According to the WHO, there are three classifications of FGC. These classifications include clitoridectomy, excision, and infibulation. There are various short term and long term health risks associated with FGC. These risks include hemorrhage, severe pain, infection and urinary problems among others. In addition, FGC has been blamed for a huge percentage of child mortality rates. Therefore, even though most African initiation practices are painful, FGC tends to engulf them all due to its severity and inhumane nature. As such, there have been calls to outlaw this practice in many African countries. However, despite the fact that many communities have ceased to practice FGC, a few still secretly carry out the practice.
In spite of the numerous disadvantages possessed by the practice of FGC, many African girls and women still view the practice as an important transition from childhood to adulthood. This is due to the existence of societal pressures which demand that for one to be considered a full woman, initiation was a must. As such, although most parents have an urge to stop the practice, they have the fear that their children would be denied the rights and responsibilities necessary to thrive in the society. Nonetheless, with the ever increasing modernization and the persistent education on the dangers of FGC by the church and schools, the practice has significantly reduced in most African nations. Further, most African communities have embarked on circumcising the women symbolically rather than physically.

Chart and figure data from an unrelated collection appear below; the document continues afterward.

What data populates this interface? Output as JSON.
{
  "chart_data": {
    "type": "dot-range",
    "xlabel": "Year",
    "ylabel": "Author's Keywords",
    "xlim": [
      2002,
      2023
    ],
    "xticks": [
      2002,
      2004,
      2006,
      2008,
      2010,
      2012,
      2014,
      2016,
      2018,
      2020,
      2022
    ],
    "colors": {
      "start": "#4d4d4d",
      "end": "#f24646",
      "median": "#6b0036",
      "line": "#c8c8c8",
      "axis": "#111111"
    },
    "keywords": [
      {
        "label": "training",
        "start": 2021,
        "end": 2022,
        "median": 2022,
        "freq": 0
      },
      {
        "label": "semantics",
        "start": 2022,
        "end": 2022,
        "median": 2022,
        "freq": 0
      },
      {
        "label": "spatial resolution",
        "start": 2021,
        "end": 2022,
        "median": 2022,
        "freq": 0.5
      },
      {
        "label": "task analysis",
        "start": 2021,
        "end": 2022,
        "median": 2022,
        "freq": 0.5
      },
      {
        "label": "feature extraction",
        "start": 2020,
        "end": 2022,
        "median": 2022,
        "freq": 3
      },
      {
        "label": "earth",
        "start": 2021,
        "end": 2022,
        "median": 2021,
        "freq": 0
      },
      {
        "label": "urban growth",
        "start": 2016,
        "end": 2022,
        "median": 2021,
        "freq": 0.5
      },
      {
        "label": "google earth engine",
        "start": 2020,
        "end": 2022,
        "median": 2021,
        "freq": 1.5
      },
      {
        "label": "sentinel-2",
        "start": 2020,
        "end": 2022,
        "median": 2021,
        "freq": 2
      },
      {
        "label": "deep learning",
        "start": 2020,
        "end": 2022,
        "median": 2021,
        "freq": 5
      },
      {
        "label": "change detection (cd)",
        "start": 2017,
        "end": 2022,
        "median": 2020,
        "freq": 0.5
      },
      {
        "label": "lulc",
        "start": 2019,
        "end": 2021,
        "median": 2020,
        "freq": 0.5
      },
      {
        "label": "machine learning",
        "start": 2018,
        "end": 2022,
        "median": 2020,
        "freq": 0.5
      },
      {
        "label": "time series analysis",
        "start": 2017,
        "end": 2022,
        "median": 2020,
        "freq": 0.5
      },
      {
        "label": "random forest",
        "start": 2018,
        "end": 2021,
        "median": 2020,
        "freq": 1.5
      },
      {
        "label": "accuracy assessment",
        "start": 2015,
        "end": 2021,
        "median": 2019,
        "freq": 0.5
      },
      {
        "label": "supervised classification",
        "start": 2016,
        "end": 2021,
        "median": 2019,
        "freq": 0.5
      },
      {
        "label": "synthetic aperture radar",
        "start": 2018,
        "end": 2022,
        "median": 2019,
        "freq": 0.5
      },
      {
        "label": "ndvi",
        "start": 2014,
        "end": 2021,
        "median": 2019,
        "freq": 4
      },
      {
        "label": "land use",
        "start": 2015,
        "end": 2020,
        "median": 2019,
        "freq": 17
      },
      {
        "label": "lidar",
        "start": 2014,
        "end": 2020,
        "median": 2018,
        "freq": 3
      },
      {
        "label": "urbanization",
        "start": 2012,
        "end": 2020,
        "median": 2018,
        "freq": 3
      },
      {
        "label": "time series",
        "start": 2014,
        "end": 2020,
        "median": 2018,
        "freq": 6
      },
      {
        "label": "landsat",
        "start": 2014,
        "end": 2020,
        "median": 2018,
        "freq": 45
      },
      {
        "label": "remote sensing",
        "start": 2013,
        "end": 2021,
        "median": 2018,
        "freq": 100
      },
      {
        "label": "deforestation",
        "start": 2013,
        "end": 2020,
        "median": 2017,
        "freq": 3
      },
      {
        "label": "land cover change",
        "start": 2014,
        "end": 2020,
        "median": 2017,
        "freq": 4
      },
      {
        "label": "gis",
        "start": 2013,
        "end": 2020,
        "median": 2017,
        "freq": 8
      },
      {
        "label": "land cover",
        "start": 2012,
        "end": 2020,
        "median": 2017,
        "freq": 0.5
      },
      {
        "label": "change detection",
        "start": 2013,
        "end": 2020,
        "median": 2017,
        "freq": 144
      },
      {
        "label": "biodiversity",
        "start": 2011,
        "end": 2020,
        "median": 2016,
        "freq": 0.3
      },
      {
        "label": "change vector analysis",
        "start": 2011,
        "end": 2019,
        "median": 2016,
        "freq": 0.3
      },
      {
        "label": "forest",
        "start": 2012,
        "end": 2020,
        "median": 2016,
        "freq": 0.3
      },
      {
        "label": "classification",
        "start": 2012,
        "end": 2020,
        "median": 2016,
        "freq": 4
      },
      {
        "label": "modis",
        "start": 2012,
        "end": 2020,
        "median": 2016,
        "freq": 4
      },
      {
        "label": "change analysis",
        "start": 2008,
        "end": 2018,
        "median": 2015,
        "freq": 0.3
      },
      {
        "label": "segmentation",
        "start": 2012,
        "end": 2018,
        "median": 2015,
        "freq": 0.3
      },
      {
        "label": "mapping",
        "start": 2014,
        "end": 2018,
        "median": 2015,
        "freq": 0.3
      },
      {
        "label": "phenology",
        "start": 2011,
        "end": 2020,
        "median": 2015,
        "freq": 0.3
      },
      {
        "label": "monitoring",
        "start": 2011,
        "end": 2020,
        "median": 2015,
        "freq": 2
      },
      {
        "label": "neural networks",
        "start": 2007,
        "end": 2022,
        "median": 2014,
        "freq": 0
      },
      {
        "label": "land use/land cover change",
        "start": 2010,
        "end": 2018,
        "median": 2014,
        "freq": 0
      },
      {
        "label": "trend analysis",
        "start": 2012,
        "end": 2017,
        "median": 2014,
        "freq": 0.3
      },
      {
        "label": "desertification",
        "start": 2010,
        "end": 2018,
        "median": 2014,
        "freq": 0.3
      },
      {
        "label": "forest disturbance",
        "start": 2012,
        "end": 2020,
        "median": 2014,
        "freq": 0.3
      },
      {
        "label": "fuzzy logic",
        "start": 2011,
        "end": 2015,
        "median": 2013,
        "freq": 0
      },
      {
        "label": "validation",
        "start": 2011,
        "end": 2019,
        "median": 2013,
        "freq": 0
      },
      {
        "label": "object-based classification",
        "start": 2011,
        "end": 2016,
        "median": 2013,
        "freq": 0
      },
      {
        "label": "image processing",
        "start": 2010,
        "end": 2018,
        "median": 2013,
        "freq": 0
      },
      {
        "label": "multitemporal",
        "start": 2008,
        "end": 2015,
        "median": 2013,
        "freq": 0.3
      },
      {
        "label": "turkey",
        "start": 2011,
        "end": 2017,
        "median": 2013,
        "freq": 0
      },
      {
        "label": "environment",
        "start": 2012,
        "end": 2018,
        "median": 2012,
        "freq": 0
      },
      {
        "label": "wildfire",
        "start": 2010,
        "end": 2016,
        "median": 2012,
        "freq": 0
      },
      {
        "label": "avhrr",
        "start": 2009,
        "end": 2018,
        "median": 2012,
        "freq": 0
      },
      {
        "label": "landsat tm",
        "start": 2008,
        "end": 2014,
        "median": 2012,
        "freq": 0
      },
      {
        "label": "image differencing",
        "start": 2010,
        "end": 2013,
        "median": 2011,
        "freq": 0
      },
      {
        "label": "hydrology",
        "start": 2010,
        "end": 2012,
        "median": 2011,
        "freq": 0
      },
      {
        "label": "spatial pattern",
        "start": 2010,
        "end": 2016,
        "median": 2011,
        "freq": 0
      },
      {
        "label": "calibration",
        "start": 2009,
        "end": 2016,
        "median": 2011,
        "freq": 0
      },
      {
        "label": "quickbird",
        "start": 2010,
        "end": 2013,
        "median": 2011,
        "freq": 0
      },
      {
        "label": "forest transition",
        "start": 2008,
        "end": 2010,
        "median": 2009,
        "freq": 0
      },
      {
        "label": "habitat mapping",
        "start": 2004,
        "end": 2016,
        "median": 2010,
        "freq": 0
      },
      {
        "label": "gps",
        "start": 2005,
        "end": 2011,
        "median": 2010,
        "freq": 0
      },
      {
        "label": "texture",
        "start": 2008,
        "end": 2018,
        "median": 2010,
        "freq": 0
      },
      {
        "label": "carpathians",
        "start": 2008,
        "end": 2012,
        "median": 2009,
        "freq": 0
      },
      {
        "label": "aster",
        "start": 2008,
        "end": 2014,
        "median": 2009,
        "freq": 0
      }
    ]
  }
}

Equally important, in traditional South African cultures, the initiation cycles consists of three main stages. The first stage occurs during the birth of the new born. There are various rituals and taboos that the women have to follow and conform by respectively. During birth, magic spells are casted and offerings are made to ancestors as a way to appease them. In addition, a woman is only fully initiated into womanhood after delivery. The second stage is undergoing the rites of passage. Generally, the boys are initiated by learning the different secrets of the tribe and gaining instructions on how to live responsibly. There are initiation schools which are responsible of instilling ethics and morals to the young adolescents. The initiation phase can last from a few days to several months according to the tribe. In some communities, circumcision is done to show initiation. Lastly, death marks the end of a person’s dwelling in the world and the beginning of life in the spirit world. As such, when a person dies, rituals are performed to incorporate the person’s spirit into ancestry.
Hipple, Annika. “Coming-of-Age Rituals in Africa: Tradition & Change.” Prudence International Magazine. 2008. Print.